I don’t settle in for the night until my mind is more relaxed. Sometimes it takes 20-minutes to get there. Sometimes I have to meditate in a closet with the lights off to focus a bit more. But I do whatever it takes to get my mind right before we sit down for dinner so that I don’t bring that stress into my home or back to my husband.
Rule Three. Prepare for the Next Day
I know this feels a little junior high, but when I’m preparing for the day, I like to choose my outfit the night before. It’s one less thing to think about in the morning, and it gives me a little peace of mind knowing that I can be ready in a timely manner.
It’s also important to wear an outfit that feels good when you’re trying to bounce back from a bad day. I often wear a dress for comfort, some flats, and jewelry that feels special. Or, if I’m feeling like I need more of a boost, I’ll put on a power suit.
In addition to picking out my clothes, I like to write down a to-do list or a list of thoughts. I don’t want my mind “doing the list” as I lie awake, and scribbling down a plan for the next day can put a stop to that.
Rule Four. Put Your Phone Away Before Bed
If my day has been absolute hell in a hand basket, I try to make some device-free time before bed. Maybe I read a magazine, watch an episode of Schitt’s Creek, clean up the kitchen, paint my toe nails, or just sit with my dogs for a minute. It’s a nice way to ease into bedtime.
Just set your alarm. Put the phone on the charger. And walk away 30- to 45-minutes before you’re ready to go to sleep. Your mind will thank you.
Rule Five. Give Yourself Something to Look Forward To
By far the biggest thing you can do to rectify a bad day is to plan something fun or relaxing for the next weekend. Maybe it’s a homemade brunch with mimosas. Maybe you bought a new book or found a new bingeworthy show that you’re excited about. Or perhaps you plan to catch up over the phone or on Zoom with some friends.
Just find the thing that will give something to look forward to and plan it. Kyle and I are probably going ice skating this weekend. Well, Kyle will be ice skating, I will be doing my best impression of a newborn baby giraffe on ice.

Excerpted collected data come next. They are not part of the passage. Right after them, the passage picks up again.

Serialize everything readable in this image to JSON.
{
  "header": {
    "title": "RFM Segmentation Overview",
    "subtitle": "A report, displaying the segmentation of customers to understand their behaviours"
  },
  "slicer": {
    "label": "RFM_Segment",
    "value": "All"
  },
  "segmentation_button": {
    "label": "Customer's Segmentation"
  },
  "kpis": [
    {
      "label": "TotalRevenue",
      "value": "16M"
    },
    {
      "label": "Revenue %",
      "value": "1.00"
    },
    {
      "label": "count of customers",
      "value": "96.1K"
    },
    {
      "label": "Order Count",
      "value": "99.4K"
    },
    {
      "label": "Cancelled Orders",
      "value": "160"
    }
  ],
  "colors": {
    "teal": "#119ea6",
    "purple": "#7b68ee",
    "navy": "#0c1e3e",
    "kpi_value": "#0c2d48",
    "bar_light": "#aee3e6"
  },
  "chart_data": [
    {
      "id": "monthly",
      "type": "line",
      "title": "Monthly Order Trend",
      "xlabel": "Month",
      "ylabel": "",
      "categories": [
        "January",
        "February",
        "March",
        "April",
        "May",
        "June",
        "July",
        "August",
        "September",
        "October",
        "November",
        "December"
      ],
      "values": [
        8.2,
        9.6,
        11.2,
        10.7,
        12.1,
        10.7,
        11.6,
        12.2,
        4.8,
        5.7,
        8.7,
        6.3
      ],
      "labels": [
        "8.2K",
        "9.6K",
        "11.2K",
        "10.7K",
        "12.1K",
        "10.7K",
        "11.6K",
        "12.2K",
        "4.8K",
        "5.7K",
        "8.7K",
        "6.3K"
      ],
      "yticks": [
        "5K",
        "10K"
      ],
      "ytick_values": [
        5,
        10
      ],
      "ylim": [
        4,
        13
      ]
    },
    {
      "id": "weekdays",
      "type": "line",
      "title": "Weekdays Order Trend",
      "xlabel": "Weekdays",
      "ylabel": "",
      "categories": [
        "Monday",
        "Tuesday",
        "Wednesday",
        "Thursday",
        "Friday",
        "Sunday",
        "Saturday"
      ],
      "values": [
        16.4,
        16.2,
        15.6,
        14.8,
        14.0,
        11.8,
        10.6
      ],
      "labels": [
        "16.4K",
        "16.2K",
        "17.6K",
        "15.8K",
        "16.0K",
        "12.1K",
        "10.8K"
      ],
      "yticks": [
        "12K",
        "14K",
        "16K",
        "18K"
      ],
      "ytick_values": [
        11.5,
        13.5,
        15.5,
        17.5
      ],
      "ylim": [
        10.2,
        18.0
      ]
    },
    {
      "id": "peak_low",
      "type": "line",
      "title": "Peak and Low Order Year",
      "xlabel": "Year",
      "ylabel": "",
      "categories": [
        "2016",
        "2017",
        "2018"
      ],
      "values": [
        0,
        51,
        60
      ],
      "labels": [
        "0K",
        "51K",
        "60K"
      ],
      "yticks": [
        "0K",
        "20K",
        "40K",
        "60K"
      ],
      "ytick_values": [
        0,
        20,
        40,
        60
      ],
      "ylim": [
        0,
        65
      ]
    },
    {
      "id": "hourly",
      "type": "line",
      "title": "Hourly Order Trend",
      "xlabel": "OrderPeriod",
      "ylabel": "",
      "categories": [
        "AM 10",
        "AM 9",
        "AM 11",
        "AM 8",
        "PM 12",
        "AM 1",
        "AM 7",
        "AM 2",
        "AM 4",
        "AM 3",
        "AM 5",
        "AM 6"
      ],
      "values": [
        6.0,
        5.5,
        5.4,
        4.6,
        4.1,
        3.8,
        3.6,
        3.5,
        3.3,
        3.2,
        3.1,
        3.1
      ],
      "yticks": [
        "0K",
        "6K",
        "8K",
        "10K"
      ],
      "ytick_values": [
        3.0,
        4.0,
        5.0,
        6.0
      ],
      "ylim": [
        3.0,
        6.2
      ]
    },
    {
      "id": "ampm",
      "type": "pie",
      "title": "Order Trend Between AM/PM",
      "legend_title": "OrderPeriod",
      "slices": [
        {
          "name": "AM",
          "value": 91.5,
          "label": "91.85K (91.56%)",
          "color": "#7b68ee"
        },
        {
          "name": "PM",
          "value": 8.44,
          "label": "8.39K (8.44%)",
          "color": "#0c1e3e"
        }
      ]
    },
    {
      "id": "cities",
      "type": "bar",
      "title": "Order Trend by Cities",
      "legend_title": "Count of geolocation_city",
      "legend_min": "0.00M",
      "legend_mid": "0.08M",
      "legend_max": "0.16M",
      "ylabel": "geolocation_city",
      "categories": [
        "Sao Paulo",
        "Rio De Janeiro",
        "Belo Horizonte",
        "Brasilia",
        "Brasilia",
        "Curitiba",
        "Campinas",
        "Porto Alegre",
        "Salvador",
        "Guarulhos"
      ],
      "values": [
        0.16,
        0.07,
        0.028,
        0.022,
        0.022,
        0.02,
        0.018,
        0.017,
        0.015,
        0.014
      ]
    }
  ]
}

So how do your fellow Thirtyish readers restart and push forward after a bad Monday? Here are 10 of their best tips for salvaging a bad week:
“Go to bed early. The extra sleep can do you good.” — Janine
“Save the tasks that can be put off for the next day. It’s easier to respond to something when your head is clear.” — Jaime B.
“Cry in the shower. Rinse it all away.” — B.L.
“Exercise! A Barre class always clears my mind.” — Kate S.
“Take a walk. Just the act of moving your body can help.” — Em
“If you need to restart mid-day, get a fresh cup of coffee and do a hard reset.” — Kay
“Do your Sunday night routine again. Good dinner, bath, skin care, sleep.” — Marissa
“Buy yourself fresh flowers. My favorite spot to get them is Trader Joe’s.” —KT
“Remind myself that yesterday is done and gone. A bad day doesn’t have to mean a bad week.” — SMB
“As a last resort, call in sick. If it’s that bad, even just showing up a little late that day can help.” — SN
I’m writing this on my lunch break, plotting how I’ll make it through this day. So if your day is equally manic, I wish you luck. Just remember that tomorrow hasn’t started yet, so you can still make it into whatever you want.